Here, I have separate cutting boards, one for meats and one for everything else, and the one that raw meat touches gets a dilute bleach wash after every use (every 1 or 2 weeks). Everything else in the kitchen and bathrooms gets an antiseptic wipe-down every 2 weeks with paper towels and Seventh Generation Disinfecting Multi-Surface Cleaner, and I don't use a sponge... EVER. In the bathroom, my toothbrush sits in the medicine cabinet, and it gets a 70% isopropyl alcohol rinse every week.
Did you know that you aerosolize some of the bacteria in your toilet every time you flush? Yeah, that shit can actually travel up to 20 feet. Please don't leave your toothbrush or cosmetics out in the turd fog.

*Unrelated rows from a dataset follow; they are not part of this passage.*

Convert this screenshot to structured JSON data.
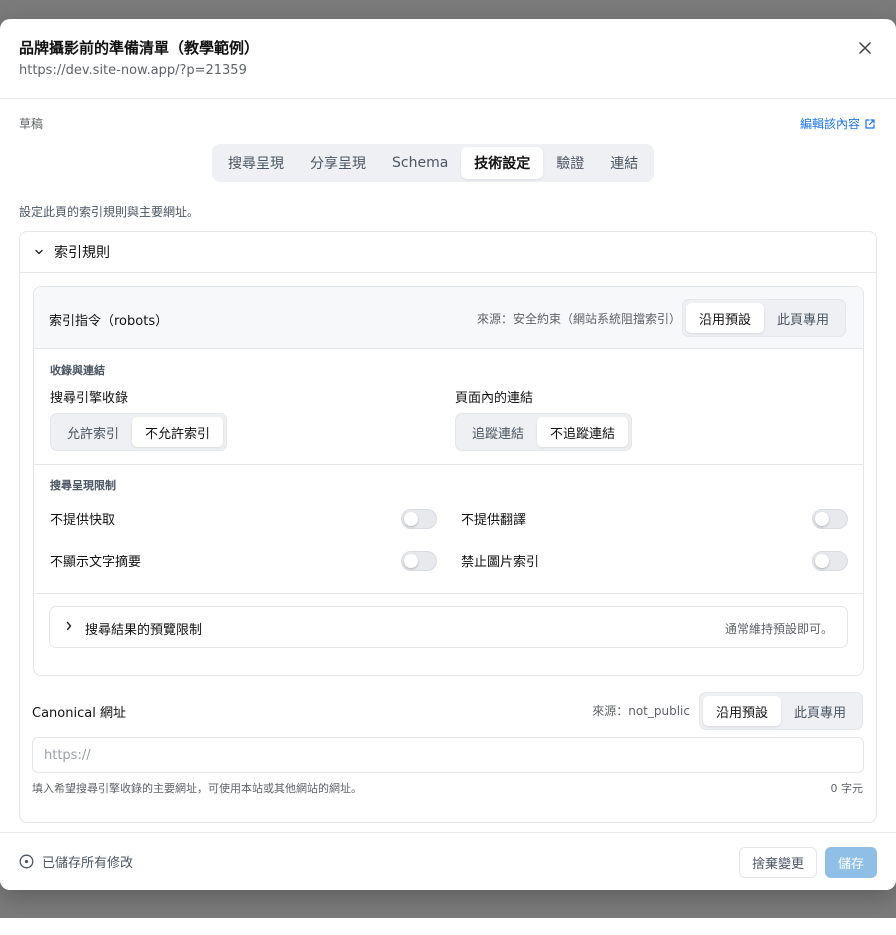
{
  "modal": {
    "title": "品牌攝影前的準備清單（教學範例）",
    "url": "https://dev.site-now.app/?p=21359",
    "close_icon": "close-icon"
  },
  "status": {
    "label": "草稿",
    "edit_link": "編輯該內容",
    "edit_icon": "external-link-icon"
  },
  "tabs": [
    {
      "label": "搜尋呈現",
      "active": false
    },
    {
      "label": "分享呈現",
      "active": false
    },
    {
      "label": "Schema",
      "active": false
    },
    {
      "label": "技術設定",
      "active": true
    },
    {
      "label": "驗證",
      "active": false
    },
    {
      "label": "連結",
      "active": false
    }
  ],
  "description": "設定此頁的索引規則與主要網址。",
  "index_rules": {
    "title": "索引規則",
    "robots": {
      "title": "索引指令（robots）",
      "source": "來源：安全約束（網站系統阻擋索引）",
      "mode_options": [
        "沿用預設",
        "此頁專用"
      ],
      "mode_selected": "沿用預設"
    },
    "indexing": {
      "section_label": "收錄與連結",
      "search_engine": {
        "label": "搜尋引擎收錄",
        "options": [
          "允許索引",
          "不允許索引"
        ],
        "selected": "不允許索引"
      },
      "links": {
        "label": "頁面內的連結",
        "options": [
          "追蹤連結",
          "不追蹤連結"
        ],
        "selected": "不追蹤連結"
      }
    },
    "display_limits": {
      "section_label": "搜尋呈現限制",
      "toggles": [
        {
          "label": "不提供快取",
          "on": false
        },
        {
          "label": "不提供翻譯",
          "on": false
        },
        {
          "label": "不顯示文字摘要",
          "on": false
        },
        {
          "label": "禁止圖片索引",
          "on": false
        }
      ]
    },
    "preview_limits": {
      "title": "搜尋結果的預覽限制",
      "hint": "通常維持預設即可。"
    }
  },
  "canonical": {
    "title": "Canonical 網址",
    "source": "來源：not_public",
    "mode_options": [
      "沿用預設",
      "此頁專用"
    ],
    "mode_selected": "沿用預設",
    "placeholder": "https://",
    "value": "",
    "help": "填入希望搜尋引擎收錄的主要網址，可使用本站或其他網站的網址。",
    "count": "0 字元"
  },
  "footer": {
    "saved_status": "已儲存所有修改",
    "discard_label": "捨棄變更",
    "save_label": "儲存"
  },
  "colors": {
    "accent": "#1a73e8",
    "save_button": "#8fbfe6",
    "backdrop": "#7b7b7b"
  }
}
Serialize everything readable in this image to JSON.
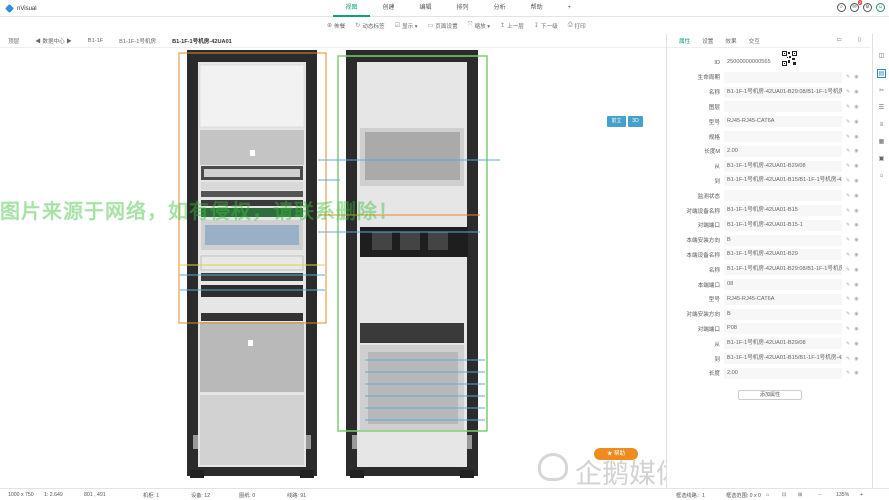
{
  "app": {
    "name": "nVisual"
  },
  "nav": [
    "视图",
    "创建",
    "编辑",
    "排列",
    "分析",
    "帮助"
  ],
  "nav_plus": "+",
  "notif_count": "2",
  "toolbar": [
    {
      "icon": "⊕",
      "label": "佈餐"
    },
    {
      "icon": "↻",
      "label": "动态标签"
    },
    {
      "icon": "☑",
      "label": "显示 ▾"
    },
    {
      "icon": "▭",
      "label": "页面设置"
    },
    {
      "icon": "⤧",
      "label": "缩放 ▾"
    },
    {
      "icon": "↥",
      "label": "上一层"
    },
    {
      "icon": "↧",
      "label": "下一级"
    },
    {
      "icon": "⎙",
      "label": "打印"
    }
  ],
  "breadcrumb": [
    "顶层",
    "◀ 数据中心 ▶",
    "B1-1F",
    "B1-1F-1号机房",
    "B1-1F-1号机房-42UA01"
  ],
  "view_buttons": [
    "前立",
    "3D"
  ],
  "watermark": "图片来源于网络，如有侵权，请联系删除！",
  "watermark2": "企鹅媒体平台 nVisual",
  "help": "★ 帮助",
  "status": {
    "resolution": "1000 x 750",
    "scale": "1: 2.649",
    "coords": "801 , 491",
    "cabinet": "机柜: 1",
    "device": "设备: 12",
    "shape": "图纸: 0",
    "line": "线路: 91",
    "selected": "框选线路：1",
    "selected_range": "框选范围: 0 x 0",
    "zoom": "135%"
  },
  "panel": {
    "tabs": [
      "属性",
      "设置",
      "效果",
      "交互"
    ],
    "rows": [
      {
        "label": "ID",
        "value": "25000000000565",
        "plain": true
      },
      {
        "label": "生命周期",
        "value": ""
      },
      {
        "label": "名称",
        "value": "B1-1F-1号机房-42UA01-B29:08/B1-1F-1号机房-"
      },
      {
        "label": "图层",
        "value": ""
      },
      {
        "label": "型号",
        "value": "RJ45-RJ45-CAT6A"
      },
      {
        "label": "规格",
        "value": ""
      },
      {
        "label": "长度M",
        "value": "2.00"
      },
      {
        "label": "从",
        "value": "B1-1F-1号机房-42UA01-B29/08"
      },
      {
        "label": "到",
        "value": "B1-1F-1号机房-42UA01-B15/B1-1F-1号机房-42L"
      },
      {
        "label": "监测状态",
        "value": ""
      },
      {
        "label": "对端设备名称",
        "value": "B1-1F-1号机房-42UA01-B15"
      },
      {
        "label": "对端端口",
        "value": "B1-1F-1号机房-42UA01-B15-1"
      },
      {
        "label": "本端安装方向",
        "value": "B"
      },
      {
        "label": "本端设备名称",
        "value": "B1-1F-1号机房-42UA01-B29"
      },
      {
        "label": "名称",
        "value": "B1-1F-1号机房-42UA01-B29:08/B1-1F-1号机房-"
      },
      {
        "label": "本端端口",
        "value": "08"
      },
      {
        "label": "型号",
        "value": "RJ45-RJ45-CAT6A"
      },
      {
        "label": "对端安装方向",
        "value": "B"
      },
      {
        "label": "对端端口",
        "value": "P08"
      },
      {
        "label": "从",
        "value": "B1-1F-1号机房-42UA01-B29/08"
      },
      {
        "label": "到",
        "value": "B1-1F-1号机房-42UA01-B15/B1-1F-1号机房-42L"
      },
      {
        "label": "长度",
        "value": "2.00"
      }
    ],
    "add_label": "添加属性"
  }
}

The strongest antiseptic is a dilute bleach solution, anywhere from 1 teaspoon bleach per quart/liter (replace every few weeks) to a 1:10 mixture for heavily soiled areas (public bathrooms). Bleach is what Doctors Without Borders uses against Ebola. Second-best is 70% isopropyl alcohol (IPA), or IPA plus BZK, and that's what the CDC recommends for a general antiseptic/antibacterial as it kills 99.999% of germs; Lysol only kills 99.9% Everything else ranks WAY down below (IPA or IPA + BZK) in virus/bacteria killing efficiency. If you used Lysol on your toilet bowl then it's STILL more infected than your (untreated) bathroom sink drain.
At work, we use Clorox Disinfecting Wipes (70% IPA plus BZK), Clorox Professional Disinfecting Spray (70% Ethyl Alcohol + BZK) and dilute bleach, as well as 70% IPA hand sanitizer. That combination cut our influenza to about 1/8th of what was reported elsewhere in Dallas last year, and we're doing it again this year.